Overall, NPWT aids wound healing in DFUs by initiating a cascade of interrelated biological effects in the wound edge, such as stimulating contraction, and encouraging angiogenesis and the formation of granulation tissue (Malmsjö et al, 2014). Dowsett et al (2017) also suggests that s-NPWT decreases exudate levels and wound volume, while encouraging granulation tissue formation and blood perfusion, hence ameliorating the healing trajectory. While t-NPWT

relies on the transduction of negative pressure to the wound bed and edges with the use of wound fillers, no fillers were used in these two cases of s-NPWT. Malmsjö et al (2014) found that s-NPWT is able to provide similar therapeutic levels of pressure and wound contraction effects compared with t-NPWT, without the need for fillers. It is also suggestive that as the wound progresses with more granulation tissue, the fillers may potentially impede wound healing due to the physical space that they occupy (Kirsner et al, 2019). The omission of filler, alongside a non-adherent wound contact layer, can potentially diminish trauma caused to the wound tissue and periwound skin (Hurd et al, 2021). This leads to a decrease in wound bed inflammation and enhancement of healthy re-epithelialisation (Hurd et al, 2021). Hence, clinicians may consider using s-NPWT when the wound hits a certain static stage.  

In addition, the two patients in this case report self-reported greater mobility and convenience with s-NPWT. They found that it was easier to participate in their rehabilitation exercises with the s-NPWT compared with the t-NPWT. They shared with the clinicians that they found the device to be more portable and easier to conceal due to its significantly smaller size. This is consistent with the findings of other studies (Dowsett et al, 2017; Hurd et al,  2021). Single-use NPWT contains a single-use pump that is battery powered, lightweight and does not require a canister as it is used on wounds with lower exudate levels (Kirsner et al, 2019). In contrast, t-NPWT is originally designed for bigger wounds with higher amounts of exudate hence the need for a canister (Hurd et al, 2021). Therefore, they restrict a patient’s ability to move freely due to its larger and bulkier design. Compared with t-NPWT, the use of s-NPWT also reduces clinician time due to its simpler application process while having similar efficacy to t-NPWT in wound healing (Kirsner et al, 2019).

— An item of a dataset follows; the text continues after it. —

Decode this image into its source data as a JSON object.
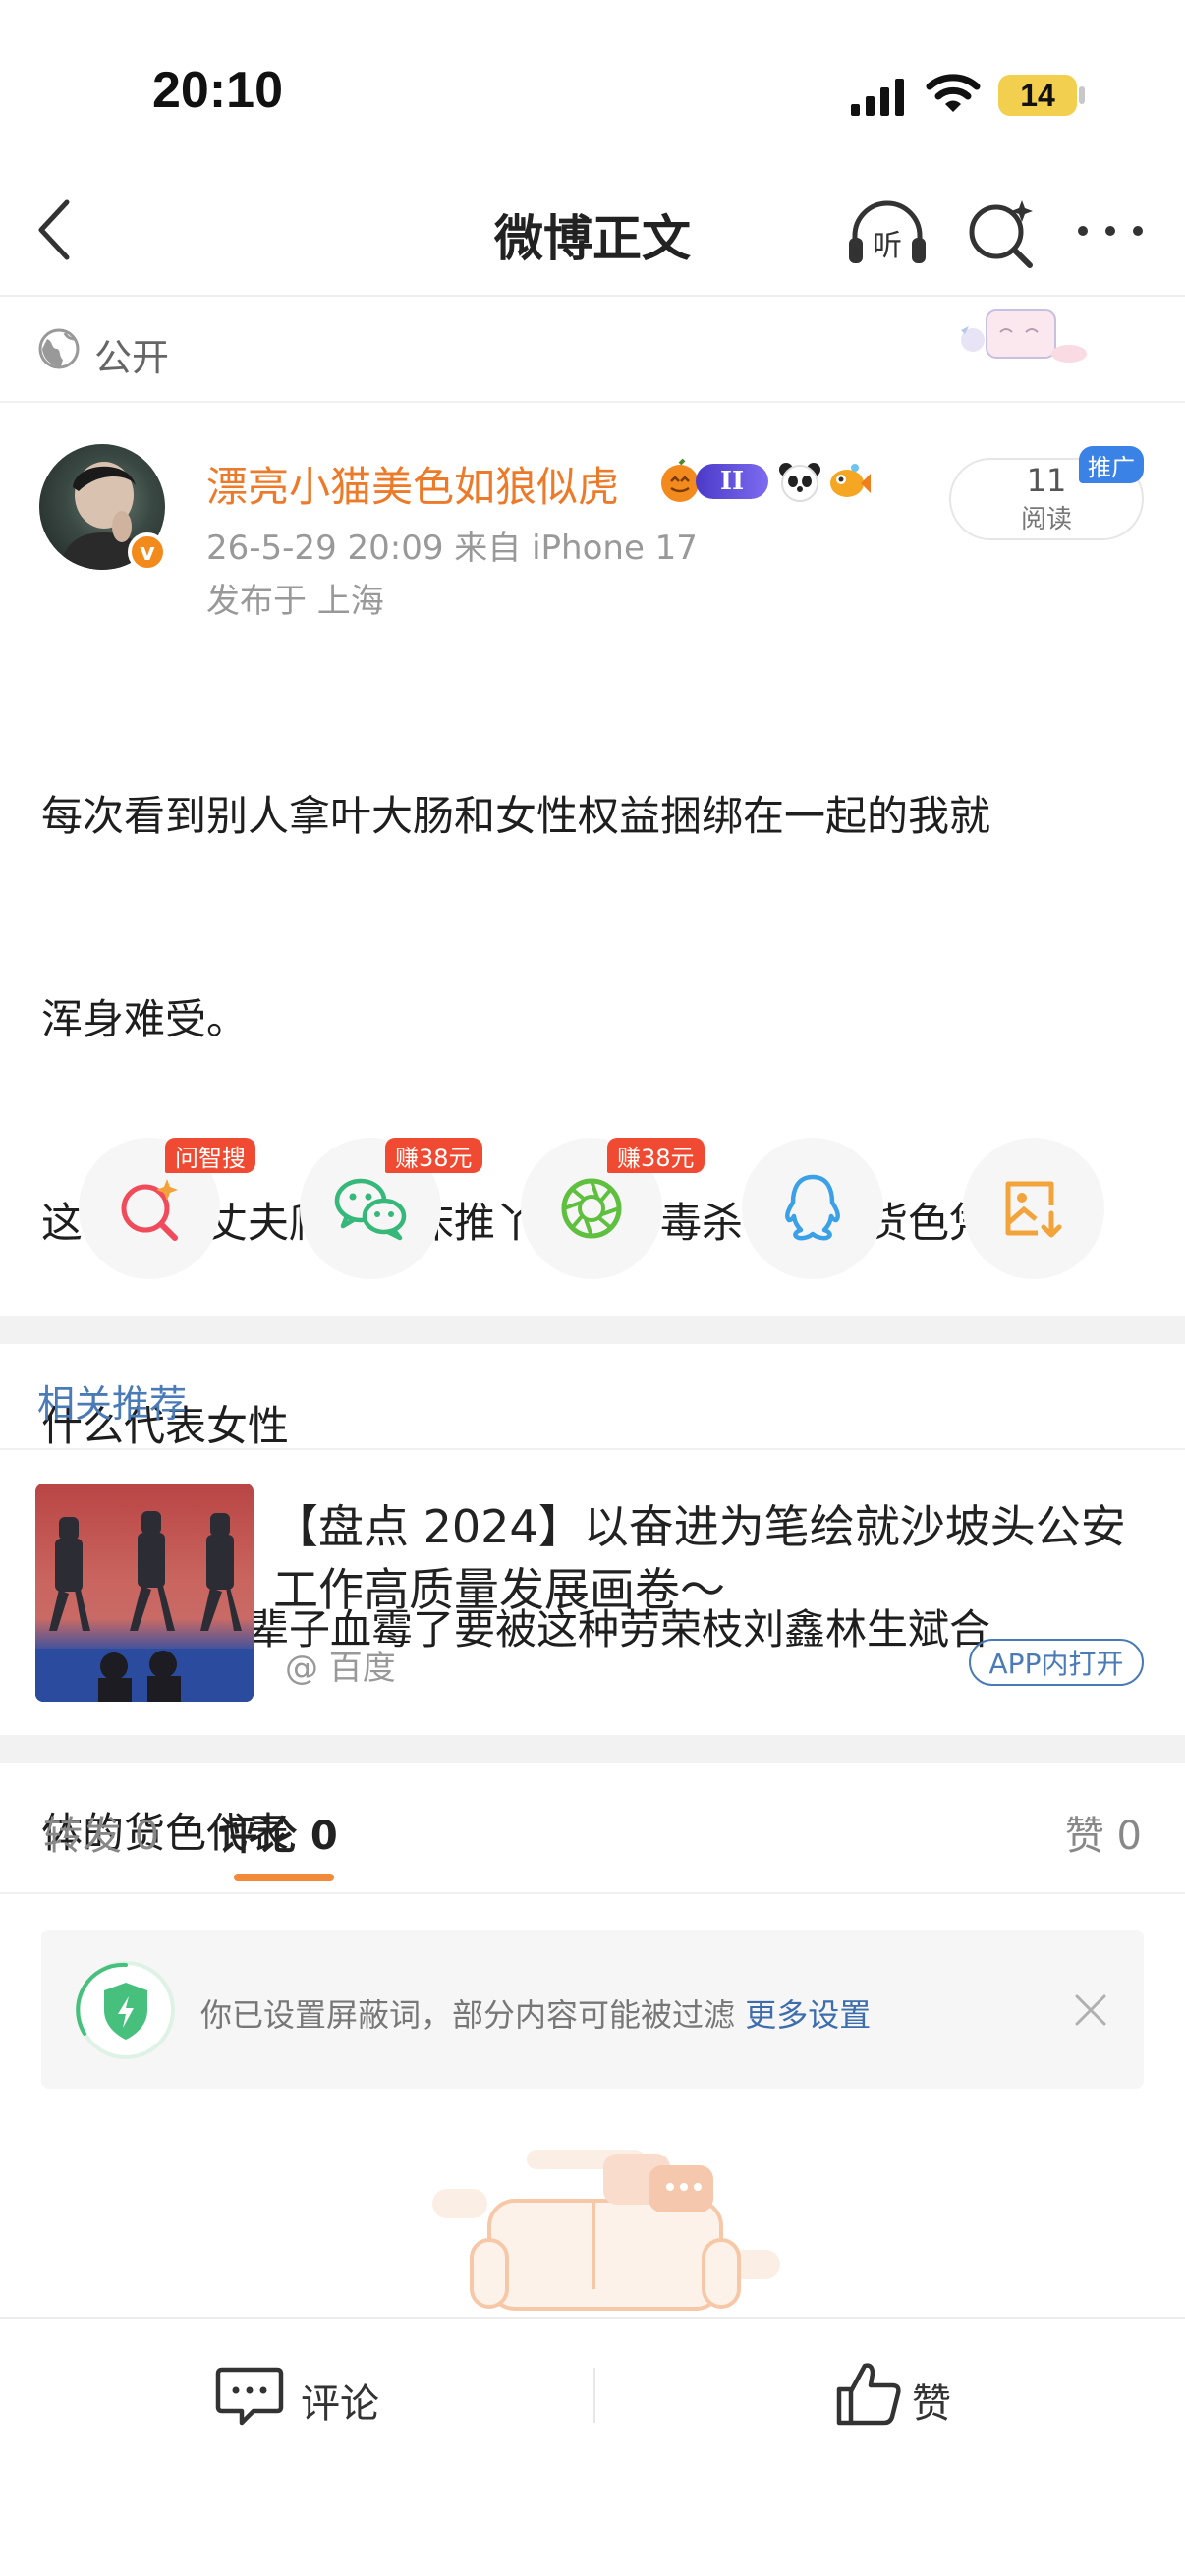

In this case series, we successfully used the s-NPWT to treat diabetic foot amputation wounds after the use of t-NPWT. However, this case report did not investigate the difference of the effectiveness between the two different systems. Therefore, future studies with larger sample sizes and more robust study designs are recommended.

Conclusion

The s-NPWT system appears to be a viable treatment modality after t-NPWT in postoperative diabetic foot wounds. Clinicians may consider its usage to kick-start wound healing, especially in wounds that are found to remain static despite the use of t-NPWT. Further studies with larger sample sizes and more robust study designs may investigate the effectiveness of this treatment plan.